Hungarian Prime Minister Victor Orban — who has been assailed by the West for his often Russian-friendly stance — has suggested that Ukraine cannot win its war with Russia and pressed again for negotiations, even as a Hungarian opposition figure disrupted his news conference at the European Parliament.

“We don’t want to block anything. We just want to convince European leaders to change their strategy [regarding Ukraine] because the current strategy does not work,” Orban told reporters on October 8.

“If you cannot win on the battlefield — you have to communicate, you have to negotiate, you have to have a cease-fire.”

Orban is in Strasbourg to address the parliament on October 9 to mark Central European country’s six-month stint in the rotating EU presidency.
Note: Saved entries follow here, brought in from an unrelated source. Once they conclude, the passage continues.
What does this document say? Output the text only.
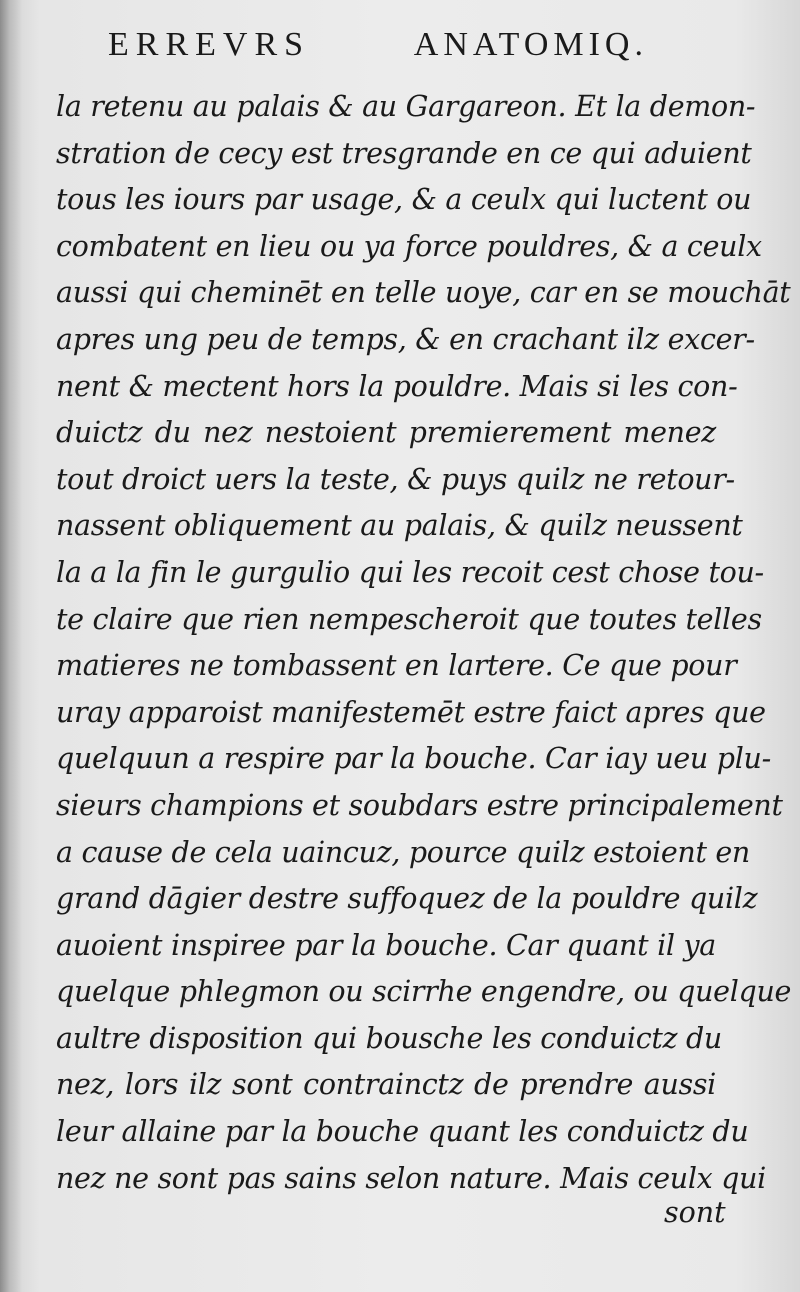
ERREVRS	ANATOMIQ.
la retenu au palais & au Gargareon. Et la demon-
stration de cecy est tresgrande en ce qui aduient
tous les iours par usage, & a ceulx qui luctent ou
combatent en lieu ou ya force pouldres, & a ceulx
aussi qui cheminēt en telle uoye, car en se mouchāt
apres ung peu de temps, & en crachant ilz excer-
nent & mectent hors la pouldre. Mais si les con-
duictz du nez nestoient premierement menez
tout droict uers la teste, & puys quilz ne retour-
nassent obliquement au palais, & quilz neussent
la a la fin le gurgulio qui les recoit cest chose tou-
te claire que rien nempescheroit que toutes telles
matieres ne tombassent en lartere. Ce que pour
uray apparoist manifestemēt estre faict apres que
quelquun a respire par la bouche. Car iay ueu plu-
sieurs champions et soubdars estre principalement
a cause de cela uaincuz, pource quilz estoient en
grand dāgier destre suffoquez de la pouldre quilz
auoient inspiree par la bouche. Car quant il ya
quelque phlegmon ou scirrhe engendre, ou quelque
aultre disposition qui bousche les conduictz du
nez, lors ilz sont contrainctz de prendre aussi
leur allaine par la bouche quant les conduictz du
nez ne sont pas sains selon nature. Mais ceulx qui
sont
The populist Orban government has maintained ties with Moscow despite Russia’s full-scale invasion of Ukraine in February 2022. Orban has opposed aid to Kyiv and also angered the EU with his increasingly authoritarian rule and for his ties to China.

Marton Gyekiczki, an activist and city councilor for Hungary’s opposition Democratic Coalition (DK), interrupted Orban’s news conference, tossing a stack of what appeared to be banknotes at the prime minister.

“How much did you sell out the country for? How much have you betrayed the country for, Mr. Prime Minister?” Gyekiczki shouted.

“He sold out to [Russian President Vladimir] Putin. He sold out to [Chinese leader] Xi Jinping!”

A video posted online showed Gyekiczki approaching Orban before he was escorted out of the hall.

Shortly before Orban’s press conference, the parliament’s rapporteur on the situation in Hungary and the rule of law, Tineke Strik of the Netherlands, told reporters “what Orban will not say in his speech tomorrow.”

Orban “will present himself as a competent and strong Council [of the EU] presidency, an honest broker even,” Strik said “But he will stay silent about the corruption, the total state capture, his 24-hour propaganda machinery, and his authoritarian chokehold on virtual every aspect of Hungarian society.”

Orban also told reporters that U.S. Republican presidential candidate Donald Trump — if elected – would immediately start working on a peace deal for Ukraine, not waiting until his January 20 inauguration, and that EU leaders would need to be prepared.

By law and tradition, newly elected U.S. presidents do not engage in setting government policies prior to taking office.

Orban has long endorsed Trump, who critics say would attempt to force Ukraine into agreeing to terms with Russia that have been unacceptable to Kyiv.